Die besten Köpfe kommen nämlich nur, wenn sie willkommen sind und willens, zu bleiben. Und: Wer heute nicht kommt, kommt morgen zumeist nimmer mehr! Deutschland wird als Einwanderungsland attraktiv sein, wenn seine Wirtschaft die Aussicht bietet, weiterhin Spitzenprodukte hervorzubringen. Ohne Spitzenforschung und ohne Spitzenforscher und –forscherinnen geht das nicht.
Das Beispiel des immer mehr ins Taumeln geratenden EU-Gründungsmitglieds Italien zeigt: Allzu rasch rostet, wer rastet. Wo früher noch die Spitzenprodukte im Textildesign oder auch im Automobilbau zu finden waren, dominiert heute der Sektor des kleineren und mittleren produzierenden Gewerbes. Die italienische Wirtschaft verfügt zusehends weniger über den nötigen Kapitalstock, aber auch das nötige Know-How, um in ausreichendem Maß Wertschöpfungsintensität und Wachstumsdynamik zu generieren. So frisst sich nagend die Sorge fest, Italien könnte womöglich zum nächsten Opfer der Spekulation auf den Anleihemärkten werden.
Aber die jetzige Spekulation gegen die Euroländer ist Symptom. Sie ist nicht Ursache der Krise sondern Ausdruck derselben. Schlechte Ratings sind nicht Krisenherde, sondern – schlimm genug – Krisenverstärker. Die Ursachen liegen in hoher Staatsverschuldung, Wachstumsschwäche und – das ist auch festzuhalten – in einem Webfehler der Europäischen Wirtschafts- und Währungsunion.
Im Stabilitäts- und Wachstumspakt wurden die Finanzmärkte als apolitisches Disziplinierungsinstrument eingebaut: Dadurch werden aber nationale Regierungen auf dem Rentenmarkt auf eine Stufe mit Provinzregierungen oder Großunternehmen gestellt. Man könne mit ihnen, wie sich Altkanzler Helmut Schmidt einst ausdrückte, auf dem Parkett „Fußball spielen“. Die Spekulation ist überhaupt erst möglich, da die EZB keine Staatsanleihen aufnehmen darf.
Ernst zu nehmende Stimmen fordern daher die Schaffung eines geordneten Staatsinsolvenzverfahrens zugleich mit einer Europäischen Finanzagentur: Dieser Agentur müsste es gestattet sein, Eurobonds mit gesamtschuldnerischer Haftung aller Mitgliedsländer, aber auch gerechter Verteilung der Anleiheerlöse unter allen Mitgliedern auszugeben.
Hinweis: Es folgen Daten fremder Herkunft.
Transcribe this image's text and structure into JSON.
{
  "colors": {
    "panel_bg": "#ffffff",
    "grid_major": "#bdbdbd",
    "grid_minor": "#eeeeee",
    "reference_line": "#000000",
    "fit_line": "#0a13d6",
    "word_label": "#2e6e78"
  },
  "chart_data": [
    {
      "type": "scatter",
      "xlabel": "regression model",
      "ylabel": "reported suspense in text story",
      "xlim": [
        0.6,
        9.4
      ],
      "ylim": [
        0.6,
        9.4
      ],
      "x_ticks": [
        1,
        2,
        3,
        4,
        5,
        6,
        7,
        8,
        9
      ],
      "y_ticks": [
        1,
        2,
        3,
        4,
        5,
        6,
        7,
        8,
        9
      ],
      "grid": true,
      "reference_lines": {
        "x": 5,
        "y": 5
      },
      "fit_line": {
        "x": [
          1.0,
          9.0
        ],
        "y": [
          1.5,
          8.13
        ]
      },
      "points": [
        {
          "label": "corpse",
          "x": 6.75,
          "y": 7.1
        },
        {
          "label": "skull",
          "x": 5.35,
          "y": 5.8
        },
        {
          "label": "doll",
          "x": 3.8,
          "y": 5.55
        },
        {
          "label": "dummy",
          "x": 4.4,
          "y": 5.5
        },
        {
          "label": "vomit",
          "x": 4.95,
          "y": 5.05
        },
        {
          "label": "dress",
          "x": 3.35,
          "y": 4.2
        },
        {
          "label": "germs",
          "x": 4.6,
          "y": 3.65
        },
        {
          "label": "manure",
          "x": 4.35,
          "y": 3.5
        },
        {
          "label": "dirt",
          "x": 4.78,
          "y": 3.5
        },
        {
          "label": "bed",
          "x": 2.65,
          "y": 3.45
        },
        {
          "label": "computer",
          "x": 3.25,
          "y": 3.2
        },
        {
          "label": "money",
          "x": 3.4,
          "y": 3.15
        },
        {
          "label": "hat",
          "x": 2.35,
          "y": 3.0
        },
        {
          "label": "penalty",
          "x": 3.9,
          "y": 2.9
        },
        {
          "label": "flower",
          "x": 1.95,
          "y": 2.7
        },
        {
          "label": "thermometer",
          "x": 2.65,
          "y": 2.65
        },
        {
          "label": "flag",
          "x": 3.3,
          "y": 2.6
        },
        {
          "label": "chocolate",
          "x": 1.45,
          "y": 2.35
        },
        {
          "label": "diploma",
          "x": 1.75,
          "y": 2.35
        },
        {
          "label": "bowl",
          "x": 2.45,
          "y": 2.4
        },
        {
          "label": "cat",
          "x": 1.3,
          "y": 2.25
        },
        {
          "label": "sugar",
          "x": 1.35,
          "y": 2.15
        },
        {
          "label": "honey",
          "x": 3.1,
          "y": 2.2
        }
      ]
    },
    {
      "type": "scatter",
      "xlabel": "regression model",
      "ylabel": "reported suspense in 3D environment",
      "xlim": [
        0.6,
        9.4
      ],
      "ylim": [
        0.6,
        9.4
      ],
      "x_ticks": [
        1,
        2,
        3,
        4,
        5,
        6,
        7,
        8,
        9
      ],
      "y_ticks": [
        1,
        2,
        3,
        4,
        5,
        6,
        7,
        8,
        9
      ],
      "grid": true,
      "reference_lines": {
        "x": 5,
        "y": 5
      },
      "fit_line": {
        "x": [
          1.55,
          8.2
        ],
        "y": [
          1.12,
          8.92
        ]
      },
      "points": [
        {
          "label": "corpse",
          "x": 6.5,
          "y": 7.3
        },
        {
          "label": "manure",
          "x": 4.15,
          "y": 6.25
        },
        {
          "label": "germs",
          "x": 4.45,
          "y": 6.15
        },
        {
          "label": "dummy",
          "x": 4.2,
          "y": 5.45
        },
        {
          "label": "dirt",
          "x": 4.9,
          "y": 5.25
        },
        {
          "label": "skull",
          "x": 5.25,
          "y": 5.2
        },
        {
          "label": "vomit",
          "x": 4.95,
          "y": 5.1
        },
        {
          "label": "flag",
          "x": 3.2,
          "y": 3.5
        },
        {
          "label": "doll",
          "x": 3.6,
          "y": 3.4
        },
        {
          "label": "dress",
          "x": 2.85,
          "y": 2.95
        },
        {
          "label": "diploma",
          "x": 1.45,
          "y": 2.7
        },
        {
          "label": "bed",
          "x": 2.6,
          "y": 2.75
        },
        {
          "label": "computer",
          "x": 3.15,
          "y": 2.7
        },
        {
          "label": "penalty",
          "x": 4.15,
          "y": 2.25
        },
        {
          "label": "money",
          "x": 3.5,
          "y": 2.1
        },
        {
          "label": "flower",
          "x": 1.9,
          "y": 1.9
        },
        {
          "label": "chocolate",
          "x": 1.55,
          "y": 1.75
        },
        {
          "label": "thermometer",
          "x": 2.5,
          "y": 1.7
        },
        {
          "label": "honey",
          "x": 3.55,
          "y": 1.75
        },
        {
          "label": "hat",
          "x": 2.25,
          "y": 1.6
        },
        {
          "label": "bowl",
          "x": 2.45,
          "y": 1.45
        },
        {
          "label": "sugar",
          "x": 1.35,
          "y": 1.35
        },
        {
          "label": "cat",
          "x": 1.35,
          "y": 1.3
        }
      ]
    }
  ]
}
Dann könnte es gelingen, den Kapitalbedarf der Euromitgliedsländer zu decken, ohne gegen die Bail-Out-Klausel zu verstoßen.
Dieser Ansatz ist strikt zu unterscheiden von der Blue Bond-Idee, bei der die aus der Anleiheplatzierung erlösten Einnahmen eben nur dem emittierenden Nationalstaat zu Gute kommen, der gleichwohl die anderen Mitgliedsländer mit in die Haftung nimmt. Hielte Italien dem Ansturm nicht stand, dann zerrisse unweigerlich die Illusion der Rettungsschirme und Europa stünde vor der Schicksalsfrage.
Es wird dieser Tage immer schwerer zu entscheiden, ob man die sich damit aufzwingende Chance schweren Herzens und verwegenen Mutes mehr begrüßen sollte, als sich weiterhin klamm unter die vermeintliche Sicherheit längst löchrig gewordener Rettungsschirme zu ducken?